The news controls narratives by choosing what stories to ignore and cover, choosing how to frame them, and in extreme cases, just making things up. The news reporters are just paid actors, reading off a script.

Over time, this inauthenticity causes the audience to lose trust, and the audience moves to social media and podcasts. The scale of this move is shocking. The CNN primetime audience is now 30 times smaller than the most popular podcast, and is rapidly declining.

The same people that paid the news to influence you, are now adapting to influencing you on social media and short-form videos.

The ability to control how you think is the greatest prize on Earth. Everyone is now online, so the rewards for successfully influencing you are the greatest they've ever been.

It'd be much more surprising if there weren't campaigns aggressively trying to influence all of your views. Due to this constant propaganda in all media, we are the most propagandized generation by many orders of magnitude.

The best way to influence someone is to let them do most of the work themselves. If you show someone a headline or a video and make them feel something, they'll create the reason for why they feel this way themselves.

Emotional triggers in videos are the most effective form of propaganda. Emotions like sympathy, concern, shock, and the maternal instinct are manipulated and hijacked to bypass higher-level thought.

In 2025, as in 1984, ultimate power is controlling how people think. It's much more powerful than money.

Propagandized people are a valuable resource, and can be mobilized for any purpose.

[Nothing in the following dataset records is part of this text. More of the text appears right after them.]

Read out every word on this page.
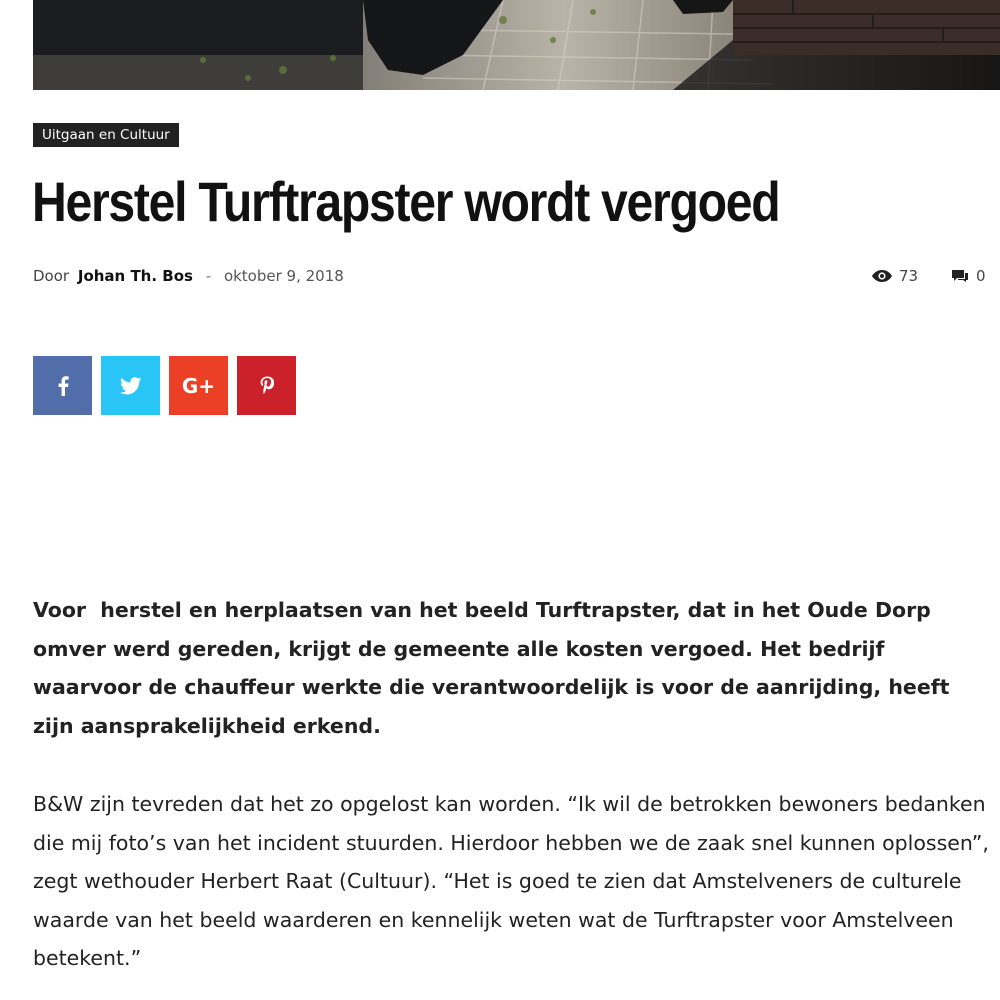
Uitgaan en Cultuur
Herstel Turftrapster wordt vergoed
Door Johan Th. Bos - oktober 9, 2018	73	0
G+

Voor  herstel en herplaatsen van het beeld Turftrapster, dat in het Oude Dorp omver werd gereden, krijgt de gemeente alle kosten vergoed. Het bedrijf waarvoor de chauffeur werkte die verantwoordelijk is voor de aanrijding, heeft zijn aansprakelijkheid erkend.

B&W zijn tevreden dat het zo opgelost kan worden. “Ik wil de betrokken bewoners bedanken die mij foto’s van het incident stuurden. Hierdoor hebben we de zaak snel kunnen oplossen”, zegt wethouder Herbert Raat (Cultuur). “Het is goed te zien dat Amstelveners de culturele waarde van het beeld waarderen en kennelijk weten wat de Turftrapster voor Amstelveen betekent.”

War, donations, social change, political power, even assassinations.

So we’re all the targets of propaganda campaigns to nudge, shove, push, and cajole us, both directly and indirectly via news, media, advertising, and also culture.

Propaganda has no problem appealing to ego and vanity by whispering variations of, "You're smarter, more enlightened, more moral and more compassionate than those other people, who are dumb and probably evil."

Ironically, those who think they can’t be influenced by propaganda are actually more vulnerable to being influenced. Because they think they're immune, it reduces their skepticism in questioning new and existing ideas.

Disgustingly, much of the propaganda isn’t just a simple lie, but the exact opposite of what is true.

The sheer audacity makes it harder to see the lie. Because, surely no-one could lie so shamelessly?

But they did. They are, and they will.

Much of the propaganda pits people against truth and their own nature. The results of harmful propaganda can range from mental illness, bad life chocies, broken relationships, and broken lives. Over time, this turns into a broken society.

I've deliberately avoided including examples, because propaganda's goal is making you think their idea is actually your idea, so you defend the external idea as a part of yourself.

When foundational ideas are questioned, people often have a severe emotional reaction and shut down or lash out, and introspection or discussion becomes impossible.

It's the normal state of affairs for everyone to be wrong about fundamental ideas.

People believed Earth was at the center of the universe for thousands of years.

Doctors used to recommend smoking as healthy, and even had a favourite brand.

If every single person in society was so wrong about things we now see as obviously wrong, what are the chances all of the fundamental narratives in our heads are true? I'd say about 0%.

So for now, my goal is simply encouraging skepticism about narratives:

1) Where did this idea come from?
2) So far, what are the results of this idea?
3) Who would be incentivized to spread this idea and why?

To be clear, many other much more talented writers on X and Substack have written on these ideas. This is my attempt to explain my perspective on propaganda to my friends, in the hopes that they can enjoy the benefits of recognizing and avoiding harmful narratives.